A proustian moment of a christmas tree remember a close moment with his father.

This is a collection of 16 stories that seem to capture what it is like growing up in Armenia and also the loneliness of modern life. The title story is a nod to the ultimate tale of being alone that of Robinson Crusoe. A series of letters between   Robinson and Friday that then leads to children and their teacher. This gives the tale of being alone a modern twist. Elsewhere there are street chess players. A young boy falls for the local girl of his dreams of her in a sexual way then later on he takes a local girl he has fallen for out she gets drunk he has to go back to the same aunt for some money to bail him out. There are dreams of escape where a young boy reads of Toronto and dreams of escaping there. Mothers trying to sort out their drunk husband by drugging the father to keep him from drinking is observed by a child. In places, the tales feel personal as a number of the characters are called Aram. The most touching was a son whose father is dying remembering the closeness the putting of up of the tree brought him and his father. Who is dying in the hospital he wonders if his father sees a tree there in the hospital and is remembering those moments as well !!

I was embarrassed: how could I ask those boys for more money when they had worked all day like slaves? No, I couldn’t ask them .. What should I do …What should I do ? The thought was born in my head scared me , but the fear felt very pleasent, for the first time I wished to properly feel fear, it was like being run over by a car, when you somehow avoid the blow and manage to calm down afterwards …How I went, I don’t know.. Did I go, did my childhood go? I don’t know. I knocked on the apartment door of number 19 and Lia opened it

Having been made broke by the drunk local beauty he goes to his aunt for some money.

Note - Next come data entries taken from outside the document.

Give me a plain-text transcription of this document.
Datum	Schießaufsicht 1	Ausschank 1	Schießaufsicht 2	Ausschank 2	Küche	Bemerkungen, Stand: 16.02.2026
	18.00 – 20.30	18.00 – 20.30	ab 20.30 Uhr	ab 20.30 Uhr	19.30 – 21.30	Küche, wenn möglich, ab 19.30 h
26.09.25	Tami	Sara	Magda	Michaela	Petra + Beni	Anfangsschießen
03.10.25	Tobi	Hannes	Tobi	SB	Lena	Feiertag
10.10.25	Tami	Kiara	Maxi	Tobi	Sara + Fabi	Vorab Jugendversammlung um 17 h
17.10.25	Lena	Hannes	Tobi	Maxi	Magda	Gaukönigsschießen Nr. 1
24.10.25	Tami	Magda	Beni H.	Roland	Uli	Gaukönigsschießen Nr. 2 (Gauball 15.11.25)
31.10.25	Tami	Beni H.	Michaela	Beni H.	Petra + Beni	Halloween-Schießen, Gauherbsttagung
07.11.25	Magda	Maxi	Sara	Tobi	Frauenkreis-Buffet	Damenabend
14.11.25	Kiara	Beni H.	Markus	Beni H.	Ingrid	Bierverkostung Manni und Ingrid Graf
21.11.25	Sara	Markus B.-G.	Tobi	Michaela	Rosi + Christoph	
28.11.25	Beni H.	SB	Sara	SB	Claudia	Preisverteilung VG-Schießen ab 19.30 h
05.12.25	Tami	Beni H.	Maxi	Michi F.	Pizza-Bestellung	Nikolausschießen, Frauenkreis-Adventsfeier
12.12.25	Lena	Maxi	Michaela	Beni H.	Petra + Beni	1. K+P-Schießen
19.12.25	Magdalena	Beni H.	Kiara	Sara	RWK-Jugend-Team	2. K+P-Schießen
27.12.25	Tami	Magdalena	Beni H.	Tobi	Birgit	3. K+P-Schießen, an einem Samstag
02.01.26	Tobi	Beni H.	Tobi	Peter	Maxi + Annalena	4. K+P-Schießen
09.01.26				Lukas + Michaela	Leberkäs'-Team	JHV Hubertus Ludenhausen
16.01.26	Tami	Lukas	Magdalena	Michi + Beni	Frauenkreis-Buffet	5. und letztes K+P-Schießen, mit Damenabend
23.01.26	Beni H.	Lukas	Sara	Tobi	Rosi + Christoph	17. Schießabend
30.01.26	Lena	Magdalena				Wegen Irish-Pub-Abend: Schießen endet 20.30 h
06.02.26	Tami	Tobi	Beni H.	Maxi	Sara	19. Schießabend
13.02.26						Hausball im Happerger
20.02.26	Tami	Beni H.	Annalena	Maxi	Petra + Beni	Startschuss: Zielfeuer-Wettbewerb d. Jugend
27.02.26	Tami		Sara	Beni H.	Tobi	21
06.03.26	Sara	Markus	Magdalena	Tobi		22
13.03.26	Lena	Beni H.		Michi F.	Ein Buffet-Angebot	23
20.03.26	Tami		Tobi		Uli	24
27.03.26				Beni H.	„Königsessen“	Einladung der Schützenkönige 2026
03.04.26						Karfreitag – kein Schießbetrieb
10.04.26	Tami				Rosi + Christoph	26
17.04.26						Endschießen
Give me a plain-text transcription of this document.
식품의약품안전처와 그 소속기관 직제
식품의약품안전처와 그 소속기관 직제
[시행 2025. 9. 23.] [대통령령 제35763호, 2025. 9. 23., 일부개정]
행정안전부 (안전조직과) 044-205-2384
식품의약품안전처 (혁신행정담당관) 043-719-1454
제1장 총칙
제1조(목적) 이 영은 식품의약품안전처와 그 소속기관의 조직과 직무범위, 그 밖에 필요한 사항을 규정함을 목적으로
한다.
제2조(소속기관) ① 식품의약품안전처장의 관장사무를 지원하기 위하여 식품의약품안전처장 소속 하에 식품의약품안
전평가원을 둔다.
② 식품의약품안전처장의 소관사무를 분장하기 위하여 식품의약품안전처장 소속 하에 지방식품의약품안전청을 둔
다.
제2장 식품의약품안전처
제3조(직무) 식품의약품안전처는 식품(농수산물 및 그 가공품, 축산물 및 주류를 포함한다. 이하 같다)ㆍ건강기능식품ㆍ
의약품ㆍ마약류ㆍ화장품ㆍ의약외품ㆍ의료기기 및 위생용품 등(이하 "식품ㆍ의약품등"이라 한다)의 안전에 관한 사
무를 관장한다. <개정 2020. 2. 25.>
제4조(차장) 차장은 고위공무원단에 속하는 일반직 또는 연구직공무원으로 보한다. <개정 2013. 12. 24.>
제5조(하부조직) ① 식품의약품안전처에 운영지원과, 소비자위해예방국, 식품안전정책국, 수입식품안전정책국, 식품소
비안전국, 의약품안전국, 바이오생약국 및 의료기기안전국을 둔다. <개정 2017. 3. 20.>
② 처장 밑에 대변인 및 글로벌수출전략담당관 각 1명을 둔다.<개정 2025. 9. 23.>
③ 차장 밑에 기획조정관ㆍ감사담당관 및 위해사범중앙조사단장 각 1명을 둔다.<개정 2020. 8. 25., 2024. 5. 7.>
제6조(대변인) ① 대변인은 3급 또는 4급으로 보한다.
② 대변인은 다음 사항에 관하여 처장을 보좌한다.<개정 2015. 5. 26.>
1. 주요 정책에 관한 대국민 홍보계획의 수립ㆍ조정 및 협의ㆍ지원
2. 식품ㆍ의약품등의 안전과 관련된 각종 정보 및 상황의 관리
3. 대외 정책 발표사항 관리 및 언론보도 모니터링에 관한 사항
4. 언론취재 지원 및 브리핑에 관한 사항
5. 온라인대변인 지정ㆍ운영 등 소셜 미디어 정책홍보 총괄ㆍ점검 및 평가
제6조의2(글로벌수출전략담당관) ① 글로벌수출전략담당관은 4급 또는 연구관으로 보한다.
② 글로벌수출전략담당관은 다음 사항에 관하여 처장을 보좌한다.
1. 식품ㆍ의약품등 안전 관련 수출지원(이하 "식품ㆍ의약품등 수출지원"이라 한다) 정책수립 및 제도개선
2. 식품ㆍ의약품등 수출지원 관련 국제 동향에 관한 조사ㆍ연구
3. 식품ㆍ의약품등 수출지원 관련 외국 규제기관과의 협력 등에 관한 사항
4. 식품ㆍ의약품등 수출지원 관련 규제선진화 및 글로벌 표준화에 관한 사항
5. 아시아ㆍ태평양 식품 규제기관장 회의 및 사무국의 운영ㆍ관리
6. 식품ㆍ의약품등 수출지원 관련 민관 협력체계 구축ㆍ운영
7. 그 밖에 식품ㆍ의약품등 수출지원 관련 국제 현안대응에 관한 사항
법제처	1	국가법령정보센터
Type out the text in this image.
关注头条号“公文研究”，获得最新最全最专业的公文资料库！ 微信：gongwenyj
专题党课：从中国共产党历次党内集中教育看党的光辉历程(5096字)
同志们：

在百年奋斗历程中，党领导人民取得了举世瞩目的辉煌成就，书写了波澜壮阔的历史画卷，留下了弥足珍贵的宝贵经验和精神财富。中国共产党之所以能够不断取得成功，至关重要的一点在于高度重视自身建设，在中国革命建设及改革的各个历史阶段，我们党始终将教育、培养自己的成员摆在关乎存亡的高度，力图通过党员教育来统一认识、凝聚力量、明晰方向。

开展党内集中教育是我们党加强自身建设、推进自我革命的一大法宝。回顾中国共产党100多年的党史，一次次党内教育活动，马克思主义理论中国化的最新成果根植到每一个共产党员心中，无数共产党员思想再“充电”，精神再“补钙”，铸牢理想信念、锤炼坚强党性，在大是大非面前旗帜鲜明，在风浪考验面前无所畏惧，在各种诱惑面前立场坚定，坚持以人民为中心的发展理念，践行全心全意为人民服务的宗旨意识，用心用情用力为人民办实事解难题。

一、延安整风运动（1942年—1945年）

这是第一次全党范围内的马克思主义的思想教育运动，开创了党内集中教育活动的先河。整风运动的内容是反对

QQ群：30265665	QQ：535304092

On the back cover, it says the stories contain the inescapable loneliness of people in the modern world. It is a hard world at times he describes tough times tough people also a world where drink and violence can just bubble below the surface. These are great observational pieces the little everyday things are captured here. The despair of a story like John Cheever swimmer can be seen in this collection the despair in the modern world but also the dreams of past and future at times. This lifts the lid on a hard life and a world that we can be thankful we aren’t in.